Минут через двадцать Мюйр вышел из банка. Водила застыл
возле открытой задней двери "линкольна" в почтительном
полупоклоне. Но Мюйр не спешил погрузиться в лимузин. Он
остановился на краю тротуара и с удовольствием огляделся по
сторонам. Ему все нравилось. Он все одобрял. Цветочница
прочувствовала его настроение и защебетала, расхваливая свой
товар. Мюйр немного подумал и согласно кивнул. Через минуту
в руках у него была крупная темно-красная роза на длинном
стебле. Одна. Еще пару минут он ждал сдачи. Если цветочница
и надеялась, что он отмахнется от мелочи, то быстро поняла,
что ошиблась. А я понял, куда засуну чип, когда улучу
момент. В бутон. И не было никакого риска, что Мюйр подарит
кому-нибудь эту розу. Он был не из тех, кто любит делать
подарки. Он был из тех, кто любит их получать. От других. И
от самого себя.
Мюйр вернулся в машину, свободно расположился на заднем
сиденье и назвал водителю адрес. Кейс он небрежно бросил
рядом с собой, из чего я сделал вывод, что его содержимое
перекочевало в ячейку в хранилище банка. Недолго попетляв по
улочкам старого города, "линкольн" остановился возле
обширного парка с голыми липами и раскидистыми дубами,
отсвечивающими на солнце желтизной прошлогодней листвы.

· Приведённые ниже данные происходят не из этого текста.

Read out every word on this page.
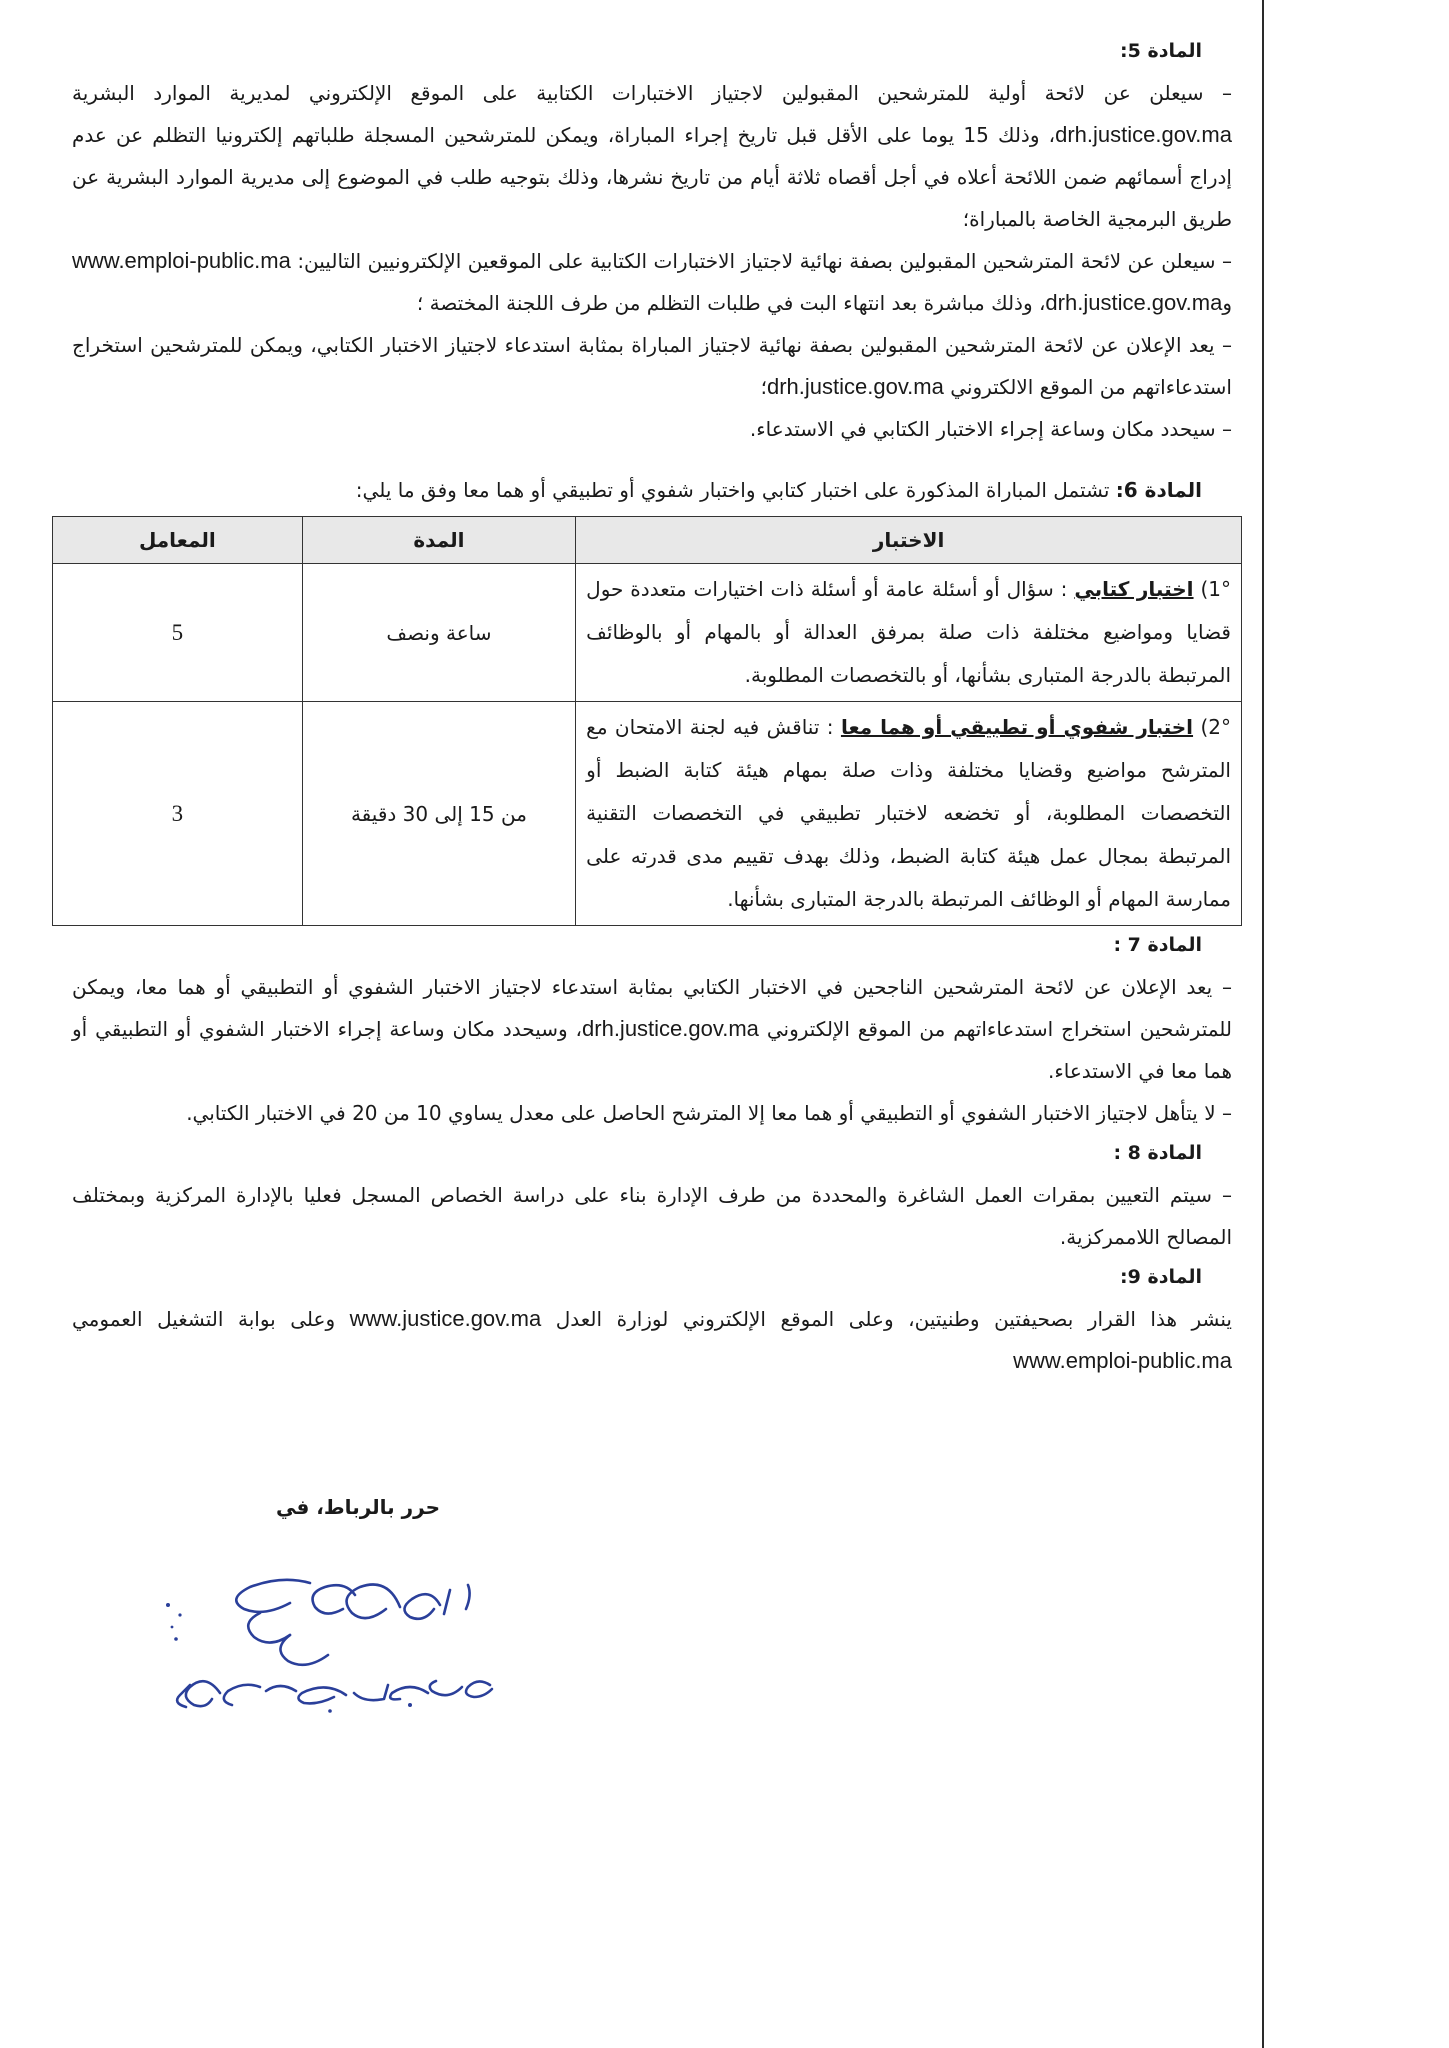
المادة 5:

– سيعلن عن لائحة أولية للمترشحين المقبولين لاجتياز الاختبارات الكتابية على الموقع الإلكتروني لمديرية الموارد البشرية drh.justice.gov.ma، وذلك 15 يوما على الأقل قبل تاريخ إجراء المباراة، ويمكن للمترشحين المسجلة طلباتهم إلكترونيا التظلم عن عدم إدراج أسمائهم ضمن اللائحة أعلاه في أجل أقصاه ثلاثة أيام من تاريخ نشرها، وذلك بتوجيه طلب في الموضوع إلى مديرية الموارد البشرية عن طريق البرمجية الخاصة بالمباراة؛

– سيعلن عن لائحة المترشحين المقبولين بصفة نهائية لاجتياز الاختبارات الكتابية على الموقعين الإلكترونيين التاليين: www.emploi-public.ma وdrh.justice.gov.ma، وذلك مباشرة بعد انتهاء البت في طلبات التظلم من طرف اللجنة المختصة ؛

– يعد الإعلان عن لائحة المترشحين المقبولين بصفة نهائية لاجتياز المباراة بمثابة استدعاء لاجتياز الاختبار الكتابي، ويمكن للمترشحين استخراج استدعاءاتهم من الموقع الالكتروني drh.justice.gov.ma؛

– سيحدد مكان وساعة إجراء الاختبار الكتابي في الاستدعاء.

المادة 6: تشتمل المباراة المذكورة على اختبار كتابي واختبار شفوي أو تطبيقي أو هما معا وفق ما يلي:
الاختبار	المدة	المعامل
1°) اختبار كتابي : سؤال أو أسئلة عامة أو أسئلة ذات اختيارات متعددة حول قضايا ومواضيع مختلفة ذات صلة بمرفق العدالة أو بالمهام أو بالوظائف المرتبطة بالدرجة المتبارى بشأنها، أو بالتخصصات المطلوبة.	ساعة ونصف	5
2°) اختبار شفوي أو تطبيقي أو هما معا : تناقش فيه لجنة الامتحان مع المترشح مواضيع وقضايا مختلفة وذات صلة بمهام هيئة كتابة الضبط أو التخصصات المطلوبة، أو تخضعه لاختبار تطبيقي في التخصصات التقنية المرتبطة بمجال عمل هيئة كتابة الضبط، وذلك بهدف تقييم مدى قدرته على ممارسة المهام أو الوظائف المرتبطة بالدرجة المتبارى بشأنها.	من 15 إلى 30 دقيقة	3
المادة 7 :

– يعد الإعلان عن لائحة المترشحين الناجحين في الاختبار الكتابي بمثابة استدعاء لاجتياز الاختبار الشفوي أو التطبيقي أو هما معا، ويمكن للمترشحين استخراج استدعاءاتهم من الموقع الإلكتروني drh.justice.gov.ma، وسيحدد مكان وساعة إجراء الاختبار الشفوي أو التطبيقي أو هما معا في الاستدعاء.

– لا يتأهل لاجتياز الاختبار الشفوي أو التطبيقي أو هما معا إلا المترشح الحاصل على معدل يساوي 10 من 20 في الاختبار الكتابي.

المادة 8 :

– سيتم التعيين بمقرات العمل الشاغرة والمحددة من طرف الإدارة بناء على دراسة الخصاص المسجل فعليا بالإدارة المركزية وبمختلف المصالح اللاممركزية.

المادة 9:

ينشر هذا القرار بصحيفتين وطنيتين، وعلى الموقع الإلكتروني لوزارة العدل www.justice.gov.ma وعلى بوابة التشغيل العمومي www.emploi-public.ma

حرر بالرباط، في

- Прогуляемся, юноша, - предложил Мюйр и двинулся по
аллее, поигрывая зонтом.

Парк был безлюден. Под порывами ветра с жестяным
шелестом терлись друг о друга листья дубов, откуда-то
взлетали крупные белые чайки, выдавая близость большой воды.

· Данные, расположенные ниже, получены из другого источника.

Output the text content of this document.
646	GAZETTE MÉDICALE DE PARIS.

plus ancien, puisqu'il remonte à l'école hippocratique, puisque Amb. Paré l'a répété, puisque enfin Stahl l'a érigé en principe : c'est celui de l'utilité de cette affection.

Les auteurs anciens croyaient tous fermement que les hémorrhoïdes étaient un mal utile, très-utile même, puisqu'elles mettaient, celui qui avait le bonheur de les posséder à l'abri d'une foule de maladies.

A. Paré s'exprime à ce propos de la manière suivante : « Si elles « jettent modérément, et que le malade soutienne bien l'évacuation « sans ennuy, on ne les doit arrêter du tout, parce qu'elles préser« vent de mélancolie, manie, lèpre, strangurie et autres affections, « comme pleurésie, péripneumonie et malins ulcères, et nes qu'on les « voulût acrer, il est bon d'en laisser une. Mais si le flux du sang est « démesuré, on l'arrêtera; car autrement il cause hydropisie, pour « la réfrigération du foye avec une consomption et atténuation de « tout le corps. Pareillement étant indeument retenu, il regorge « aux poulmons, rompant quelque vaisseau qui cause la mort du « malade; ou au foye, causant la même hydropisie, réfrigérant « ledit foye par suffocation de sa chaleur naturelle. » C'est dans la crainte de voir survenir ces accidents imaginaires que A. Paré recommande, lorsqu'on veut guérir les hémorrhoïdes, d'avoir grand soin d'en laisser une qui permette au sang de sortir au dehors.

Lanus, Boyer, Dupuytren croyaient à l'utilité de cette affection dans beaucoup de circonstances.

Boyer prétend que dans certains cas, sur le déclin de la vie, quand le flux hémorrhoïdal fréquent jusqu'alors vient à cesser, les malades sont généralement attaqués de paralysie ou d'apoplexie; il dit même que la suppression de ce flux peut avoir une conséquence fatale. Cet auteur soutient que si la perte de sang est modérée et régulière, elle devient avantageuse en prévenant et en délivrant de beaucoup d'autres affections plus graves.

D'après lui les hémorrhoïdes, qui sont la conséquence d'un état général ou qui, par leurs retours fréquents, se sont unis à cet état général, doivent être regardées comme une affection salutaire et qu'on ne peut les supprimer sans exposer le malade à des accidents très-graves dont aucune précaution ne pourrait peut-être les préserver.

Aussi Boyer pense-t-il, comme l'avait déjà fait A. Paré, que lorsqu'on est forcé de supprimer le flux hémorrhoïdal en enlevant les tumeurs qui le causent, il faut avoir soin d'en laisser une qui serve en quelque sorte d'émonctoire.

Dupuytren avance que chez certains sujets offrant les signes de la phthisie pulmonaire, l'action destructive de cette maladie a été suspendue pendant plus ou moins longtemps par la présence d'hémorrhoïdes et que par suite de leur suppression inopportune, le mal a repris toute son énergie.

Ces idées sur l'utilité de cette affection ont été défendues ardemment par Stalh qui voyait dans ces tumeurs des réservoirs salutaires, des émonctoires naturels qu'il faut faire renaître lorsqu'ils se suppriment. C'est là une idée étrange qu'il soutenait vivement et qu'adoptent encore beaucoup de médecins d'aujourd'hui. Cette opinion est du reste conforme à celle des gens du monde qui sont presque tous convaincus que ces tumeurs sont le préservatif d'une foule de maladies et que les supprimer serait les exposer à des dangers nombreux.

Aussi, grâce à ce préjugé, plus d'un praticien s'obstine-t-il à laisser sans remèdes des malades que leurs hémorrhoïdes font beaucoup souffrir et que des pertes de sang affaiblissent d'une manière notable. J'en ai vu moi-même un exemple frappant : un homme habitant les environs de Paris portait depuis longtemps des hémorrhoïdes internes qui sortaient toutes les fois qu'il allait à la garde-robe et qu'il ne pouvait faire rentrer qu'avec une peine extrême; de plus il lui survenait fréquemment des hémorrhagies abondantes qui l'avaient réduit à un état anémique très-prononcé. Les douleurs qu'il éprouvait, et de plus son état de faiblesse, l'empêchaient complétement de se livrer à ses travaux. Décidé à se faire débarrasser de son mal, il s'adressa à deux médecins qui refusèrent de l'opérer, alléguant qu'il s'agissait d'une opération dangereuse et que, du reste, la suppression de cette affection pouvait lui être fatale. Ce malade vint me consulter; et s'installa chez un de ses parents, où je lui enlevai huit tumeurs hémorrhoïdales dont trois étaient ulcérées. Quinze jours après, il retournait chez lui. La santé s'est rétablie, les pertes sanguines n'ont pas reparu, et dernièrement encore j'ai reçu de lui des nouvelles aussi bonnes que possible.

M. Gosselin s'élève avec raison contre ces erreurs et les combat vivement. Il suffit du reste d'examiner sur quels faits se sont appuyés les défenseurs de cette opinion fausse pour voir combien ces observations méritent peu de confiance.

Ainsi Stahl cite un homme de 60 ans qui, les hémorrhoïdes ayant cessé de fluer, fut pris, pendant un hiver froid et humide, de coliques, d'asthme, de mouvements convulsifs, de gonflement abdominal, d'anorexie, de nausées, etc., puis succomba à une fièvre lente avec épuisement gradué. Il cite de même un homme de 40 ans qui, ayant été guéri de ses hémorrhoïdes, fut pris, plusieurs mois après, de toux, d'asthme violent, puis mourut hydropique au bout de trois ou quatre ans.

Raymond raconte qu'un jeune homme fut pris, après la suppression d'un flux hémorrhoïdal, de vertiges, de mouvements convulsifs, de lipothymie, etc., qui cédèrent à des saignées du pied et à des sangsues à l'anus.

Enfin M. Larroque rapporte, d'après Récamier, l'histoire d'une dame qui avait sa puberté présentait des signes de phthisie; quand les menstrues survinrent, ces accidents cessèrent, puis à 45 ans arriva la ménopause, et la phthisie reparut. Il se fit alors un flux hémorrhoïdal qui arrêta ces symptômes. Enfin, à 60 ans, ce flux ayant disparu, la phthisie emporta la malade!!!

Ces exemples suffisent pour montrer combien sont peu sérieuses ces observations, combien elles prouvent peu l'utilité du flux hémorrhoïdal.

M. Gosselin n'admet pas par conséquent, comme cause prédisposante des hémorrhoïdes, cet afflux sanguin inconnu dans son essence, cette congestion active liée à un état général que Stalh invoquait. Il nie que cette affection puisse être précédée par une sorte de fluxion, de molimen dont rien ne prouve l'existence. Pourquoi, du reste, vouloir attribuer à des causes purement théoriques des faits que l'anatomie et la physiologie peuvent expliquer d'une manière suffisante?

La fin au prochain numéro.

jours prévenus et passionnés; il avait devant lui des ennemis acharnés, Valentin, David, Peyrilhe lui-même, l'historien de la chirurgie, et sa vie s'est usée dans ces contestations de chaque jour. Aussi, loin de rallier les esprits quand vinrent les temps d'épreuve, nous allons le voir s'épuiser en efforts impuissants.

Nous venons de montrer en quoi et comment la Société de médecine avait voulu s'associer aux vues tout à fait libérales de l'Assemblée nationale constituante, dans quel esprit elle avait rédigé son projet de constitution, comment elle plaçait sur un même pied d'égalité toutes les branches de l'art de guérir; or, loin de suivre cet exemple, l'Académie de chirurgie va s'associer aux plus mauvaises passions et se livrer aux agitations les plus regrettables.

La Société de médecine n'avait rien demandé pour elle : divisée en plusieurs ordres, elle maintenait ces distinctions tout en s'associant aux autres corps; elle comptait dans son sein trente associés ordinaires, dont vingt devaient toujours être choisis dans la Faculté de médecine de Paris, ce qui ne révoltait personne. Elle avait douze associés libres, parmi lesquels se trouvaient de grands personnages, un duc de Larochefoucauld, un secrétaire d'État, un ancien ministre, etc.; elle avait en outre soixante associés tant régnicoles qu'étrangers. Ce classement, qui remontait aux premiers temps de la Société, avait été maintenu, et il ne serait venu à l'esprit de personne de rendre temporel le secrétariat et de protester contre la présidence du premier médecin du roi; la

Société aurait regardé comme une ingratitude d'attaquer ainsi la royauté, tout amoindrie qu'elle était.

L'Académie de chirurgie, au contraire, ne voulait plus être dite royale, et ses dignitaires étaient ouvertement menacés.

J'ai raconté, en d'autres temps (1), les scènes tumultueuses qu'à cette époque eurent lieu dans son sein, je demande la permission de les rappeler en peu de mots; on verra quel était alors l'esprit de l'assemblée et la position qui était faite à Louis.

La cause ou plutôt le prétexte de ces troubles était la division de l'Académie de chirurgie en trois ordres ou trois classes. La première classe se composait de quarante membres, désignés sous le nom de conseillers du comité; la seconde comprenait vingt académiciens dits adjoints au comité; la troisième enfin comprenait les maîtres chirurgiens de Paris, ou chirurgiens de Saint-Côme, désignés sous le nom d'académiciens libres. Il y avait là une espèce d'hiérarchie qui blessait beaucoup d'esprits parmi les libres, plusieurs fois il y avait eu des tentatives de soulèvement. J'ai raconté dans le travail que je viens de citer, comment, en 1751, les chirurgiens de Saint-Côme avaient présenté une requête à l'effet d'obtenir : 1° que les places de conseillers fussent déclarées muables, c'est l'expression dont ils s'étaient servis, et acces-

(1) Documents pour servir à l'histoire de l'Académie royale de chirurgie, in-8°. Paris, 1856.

- Этот парк называется Бастионным. Тоомпарк. Чайки -
оттуда, там порт, - объяснил Мюйр, показав зонтом в сторону.
- В этом порту на сооружении причалов Альфонс Ребане работал
после того, как уволился из армии. Это было в июне
сорокового года, незадолго до того, как в Эстонии произошла
так называемая социалистическая революция и она вошла в
состав СССР. Вам нравится Таллин?
- Не знаю, - ответил я. - Я его еще не видел.
- Что так?
- Да все дела.
- Три условных диверсанта, которых позавчера целый день
ловили Силы обороны Эстонии, - вы?
- Не понимаю, - сказал я. - О чем это вы?
- Взрыв на съемочной площадке - ваши дела?
- Я не знаю, о чем вы говорите, господин Мюйр. Понятия
не имею.
- Склонен поверить, - проговорил он. - Этот взрыв
активизировал все процессы, которые вы имеете целью
остановить. Он дал национал-патриотам такой рычаг давления
на правительство, о каком трудно было даже мечтать. С его
помощью они заставили правительство демократа Марта Лаара
принять решение о перезахоронении Альфонса Ребане. Без этого
национал-патриотам не удалось бы так быстро добиться своей
цели.
Я представил, как корежит сейчас Артиста, который
приткнул где-то неподалеку свою "мазератти" и слушает наш
разговор. И пожалел, что нам не удалось прорваться в
таллинский порт и на каком-нибудь судне убраться из Эстонии
вместе с внуком национального героя. А теперь поздно, теперь
мы уже в самом центре паутины, сплетенной неизвестно кем и
неизвестно зачем. Мюйр был убежден, что эту паутину сплел
он. А вот у меня были на этот счет сомнения.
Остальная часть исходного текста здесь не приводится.